Multi-American | How immigrants are redefining 'American' in Southern California

On the state of May Day and immigrant rights

Today's May Day rallies will be interesting in that they're the first such events to take place post-Occupy, with that movement having dabbled a bit in immigrant rights, but only a bit.

Case in point: The two larger events planned today in Los Angeles will be a separate march staged by immigrant rights activists, and another one staged by Occupy organizers, whose main focus continues to be social and economic inequality. The plan is for both to come together downtown later this afternoon.

What is the state of immigration politics since May 1, 2006, the day of a massive march in Los Angeles that was part of what became known of the Great American Boycott?

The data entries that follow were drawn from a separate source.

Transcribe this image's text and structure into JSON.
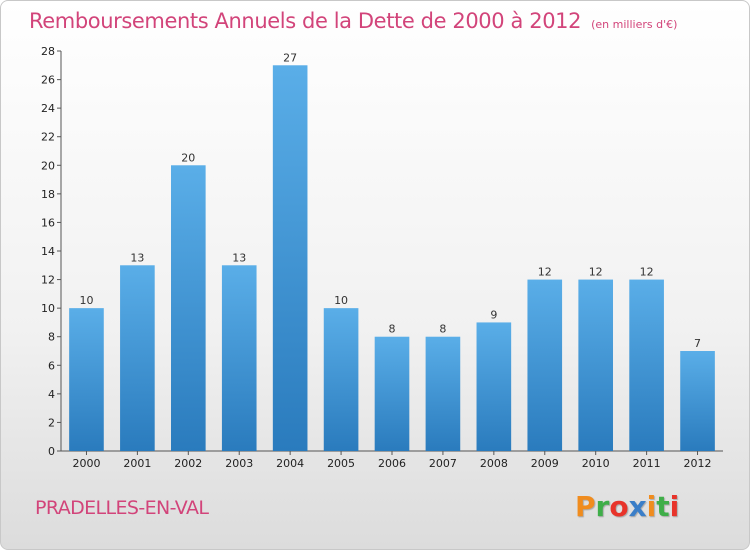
{
  "header": {
    "title": "Remboursements Annuels de la Dette de 2000 à 2012",
    "subtitle": "(en milliers d'€)"
  },
  "footer": {
    "commune": "PRADELLES-EN-VAL",
    "logo_text": "Proxiti",
    "logo_colors": [
      "#f08c1e",
      "#3fae49",
      "#e8332a",
      "#3a7ec8",
      "#f08c1e",
      "#3fae49",
      "#e8332a"
    ]
  },
  "chart_data": {
    "type": "bar",
    "title": "Remboursements Annuels de la Dette de 2000 à 2012",
    "xlabel": "",
    "ylabel": "",
    "categories": [
      "2000",
      "2001",
      "2002",
      "2003",
      "2004",
      "2005",
      "2006",
      "2007",
      "2008",
      "2009",
      "2010",
      "2011",
      "2012"
    ],
    "values": [
      10,
      13,
      20,
      13,
      27,
      10,
      8,
      8,
      9,
      12,
      12,
      12,
      7
    ],
    "ylim": [
      0,
      28
    ],
    "yticks": [
      0,
      2,
      4,
      6,
      8,
      10,
      12,
      14,
      16,
      18,
      20,
      22,
      24,
      26,
      28
    ],
    "grid": false,
    "bar_color_top": "#5aaee8",
    "bar_color_bottom": "#2a7bbd"
  }
}
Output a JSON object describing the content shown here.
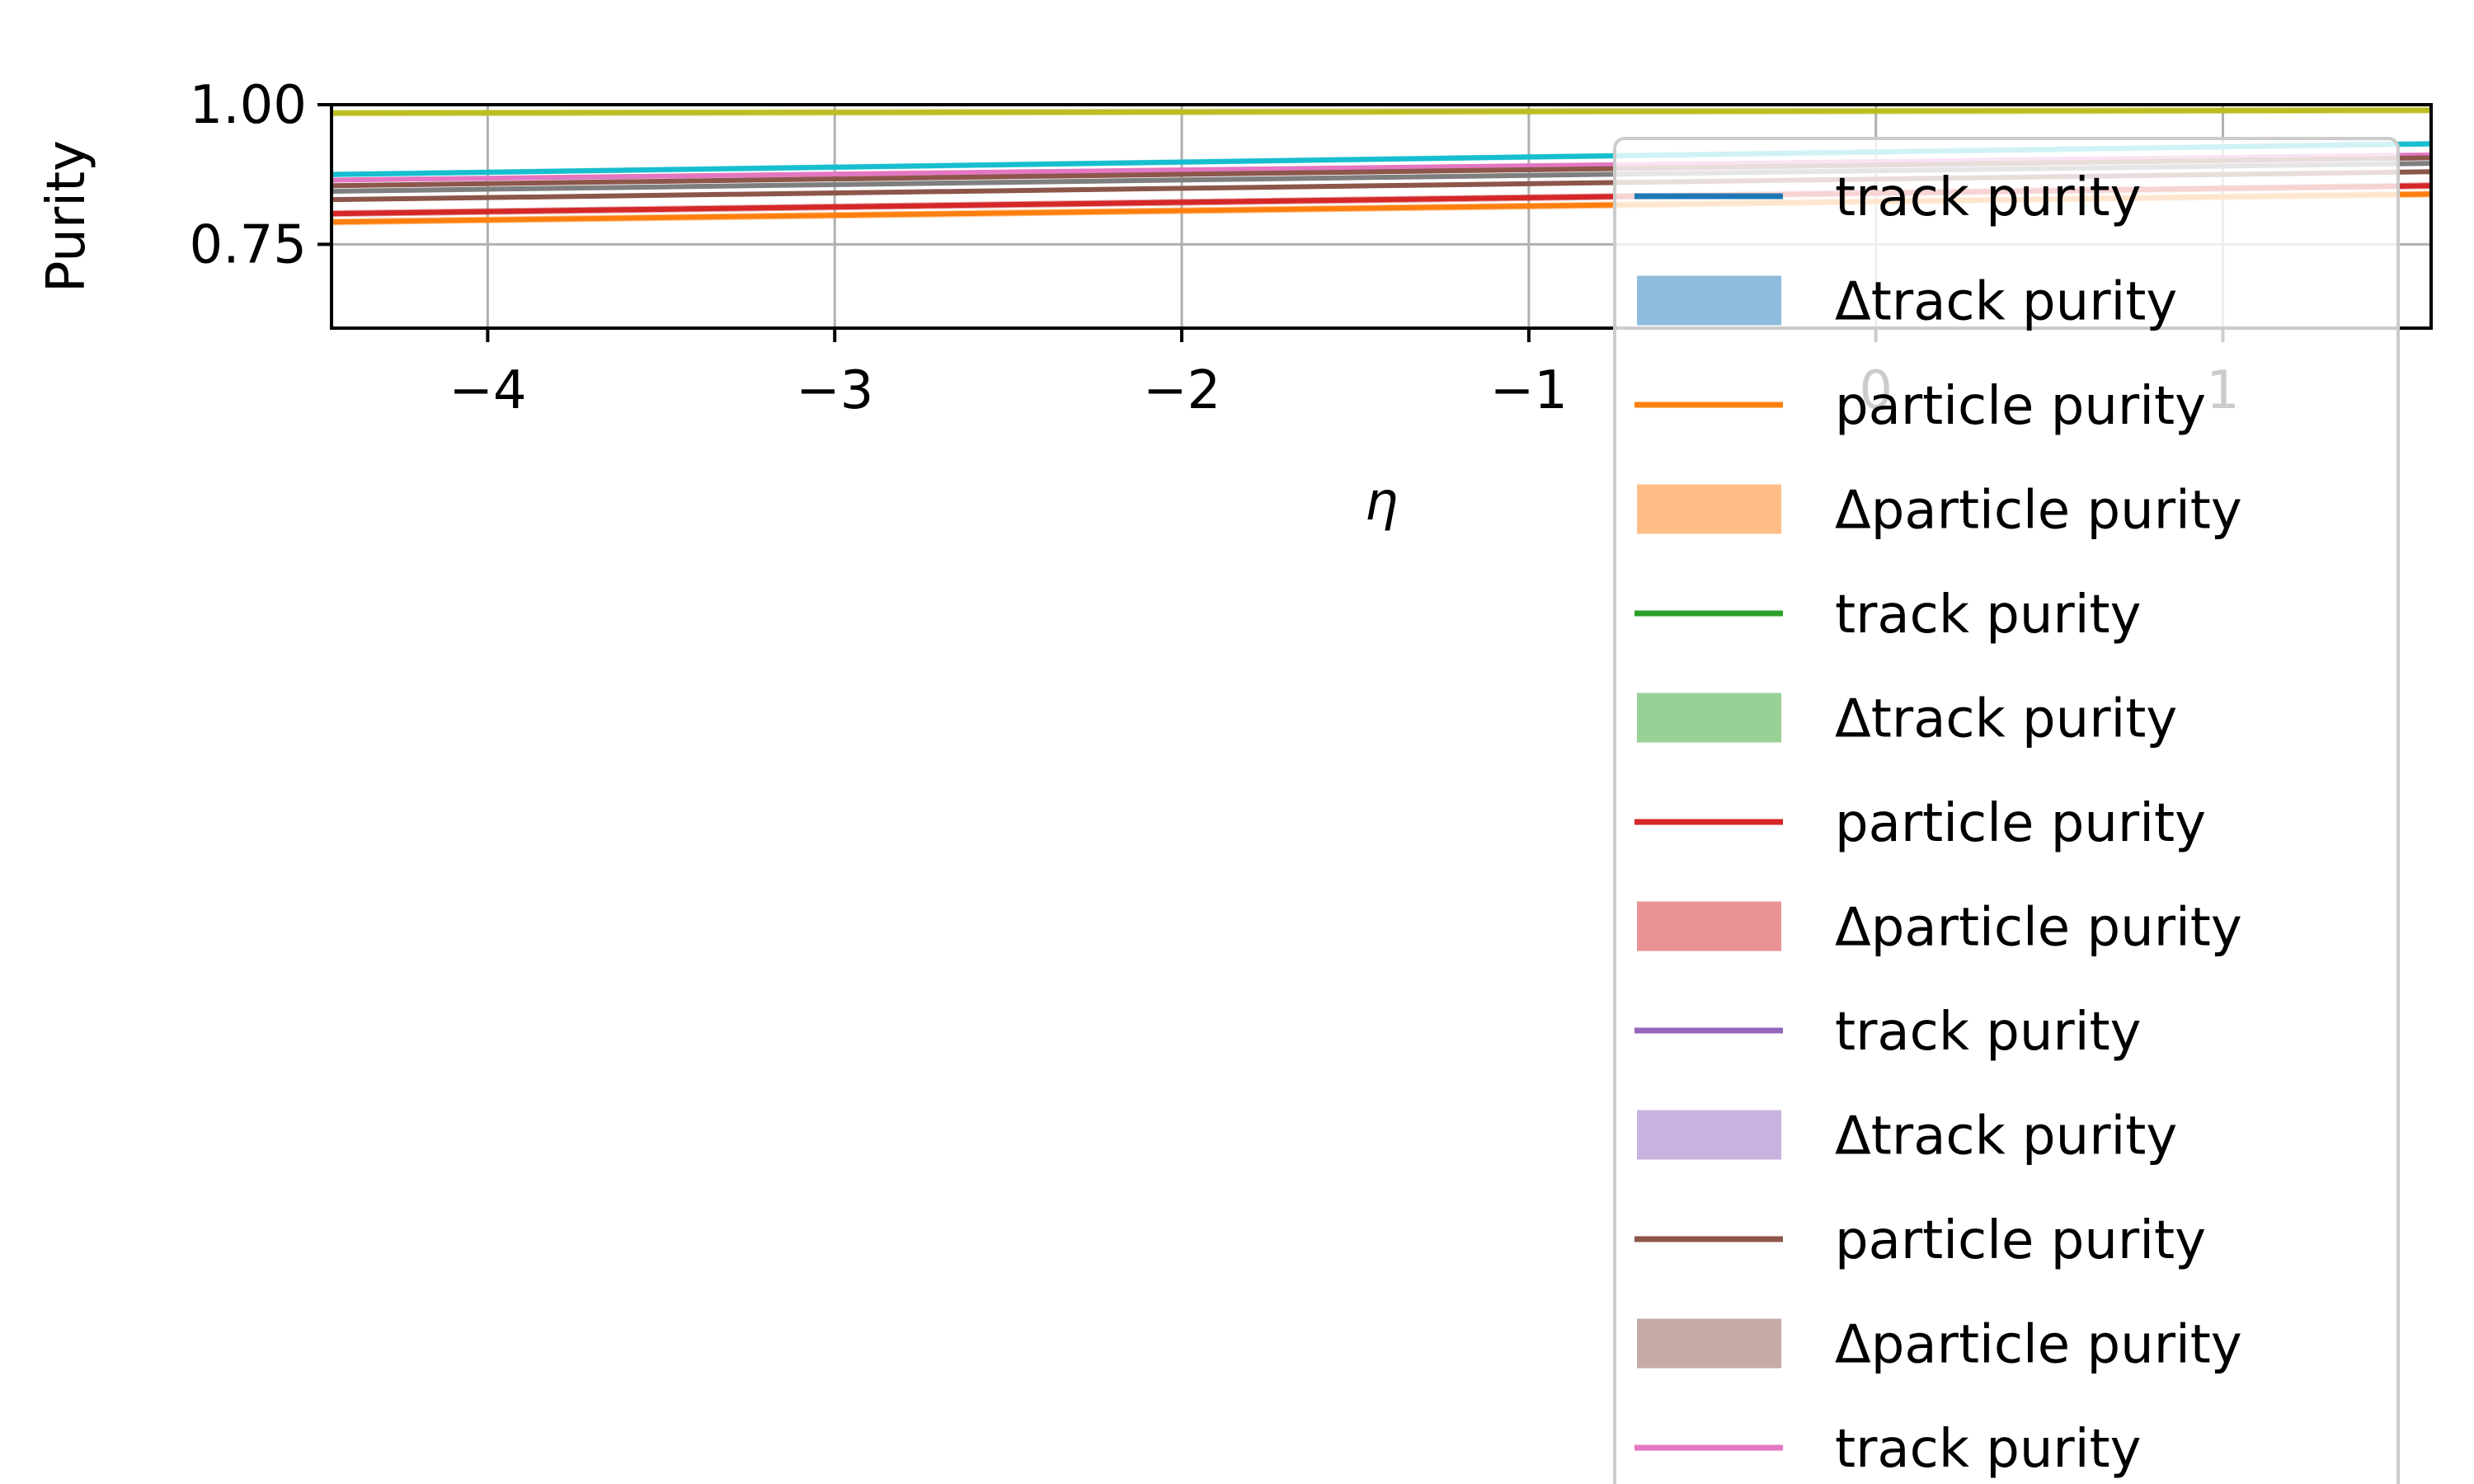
{
  "chart_data": {
    "type": "line",
    "title": "",
    "xlabel": "η",
    "ylabel": "Purity",
    "xlim": [
      -4.45,
      1.6
    ],
    "ylim": [
      0.6,
      1.0
    ],
    "grid": true,
    "legend_position": "right (overflowing axes)",
    "x_ticks": [
      -4,
      -3,
      -2,
      -1,
      0,
      1
    ],
    "x_tick_labels": [
      "−4",
      "−3",
      "−2",
      "−1",
      "0",
      "1"
    ],
    "y_ticks": [
      0.75,
      1.0
    ],
    "y_tick_labels": [
      "0.75",
      "1.00"
    ],
    "series": [
      {
        "color": "#bcbd22",
        "x": [
          -4.45,
          1.6
        ],
        "y": [
          0.985,
          0.99
        ],
        "band_width": 0.012
      },
      {
        "color": "#17becf",
        "x": [
          -4.45,
          1.6
        ],
        "y": [
          0.875,
          0.93
        ],
        "band_width": 0.01
      },
      {
        "color": "#e377c2",
        "x": [
          -4.45,
          1.6
        ],
        "y": [
          0.865,
          0.91
        ],
        "band_width": 0.006
      },
      {
        "color": "#8c564b",
        "x": [
          -4.45,
          1.6
        ],
        "y": [
          0.855,
          0.905
        ],
        "band_width": 0.006
      },
      {
        "color": "#7f7f7f",
        "x": [
          -4.45,
          1.6
        ],
        "y": [
          0.845,
          0.895
        ],
        "band_width": 0.006
      },
      {
        "color": "#8c564b",
        "x": [
          -4.45,
          1.6
        ],
        "y": [
          0.83,
          0.88
        ],
        "band_width": 0.008
      },
      {
        "color": "#1f77b4",
        "x": [
          -4.45,
          1.6
        ],
        "y": [
          0.805,
          0.855
        ],
        "band_width": 0.008
      },
      {
        "color": "#d62728",
        "x": [
          -4.45,
          1.6
        ],
        "y": [
          0.805,
          0.855
        ],
        "band_width": 0.012
      },
      {
        "color": "#ff7f0e",
        "x": [
          -4.45,
          1.6
        ],
        "y": [
          0.79,
          0.84
        ],
        "band_width": 0.012
      }
    ],
    "legend": [
      {
        "label": "track purity",
        "kind": "line",
        "color": "#1f77b4"
      },
      {
        "label": "Δtrack purity",
        "kind": "patch",
        "color": "#8fbbdc"
      },
      {
        "label": "particle purity",
        "kind": "line",
        "color": "#ff7f0e"
      },
      {
        "label": "Δparticle purity",
        "kind": "patch",
        "color": "#ffbe87"
      },
      {
        "label": "track purity",
        "kind": "line",
        "color": "#2ca02c"
      },
      {
        "label": "Δtrack purity",
        "kind": "patch",
        "color": "#98d095"
      },
      {
        "label": "particle purity",
        "kind": "line",
        "color": "#d62728"
      },
      {
        "label": "Δparticle purity",
        "kind": "patch",
        "color": "#ea9394"
      },
      {
        "label": "track purity",
        "kind": "line",
        "color": "#9467bd"
      },
      {
        "label": "Δtrack purity",
        "kind": "patch",
        "color": "#c9b3de"
      },
      {
        "label": "particle purity",
        "kind": "line",
        "color": "#8c564b"
      },
      {
        "label": "Δparticle purity",
        "kind": "patch",
        "color": "#c5aaa5"
      },
      {
        "label": "track purity",
        "kind": "line",
        "color": "#e377c2"
      }
    ]
  }
}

I'll be discussing this shortly after 10 a.m. Pacific on 89.3 KPCC's AirTalk with Larry Mantle, and posting more on it later today. For now, some background from a post last year marking the fifth anniversary of the historic L.A. march:

May 1 is traditionally known as International Workers" Day, celebrated as a "labor day" holiday in some parts of the world. In 2006, at the height of a large immigrant rights movement that revolved around talk of broad immigration reforms and guest workers during the Bush administration, immigrant rights advocates wishing to point out the connection between immigrant workers and the nation"s economic engine organized what was referred to as the "Great American Boycott." The goal was for people to abstain from buying or selling anything, working or even attending school, anything that could demonstrate the power of immigrants.

...The momentum behind the rallies of 2006 began to wane after the hoped-for reforms did not come to fruition. In the years since, as enforcement-based policies have taken the front burner and the immigration battle has moved to the states, immigrant rights advocates have regrouped around smaller bits and pieces of the immigration debate.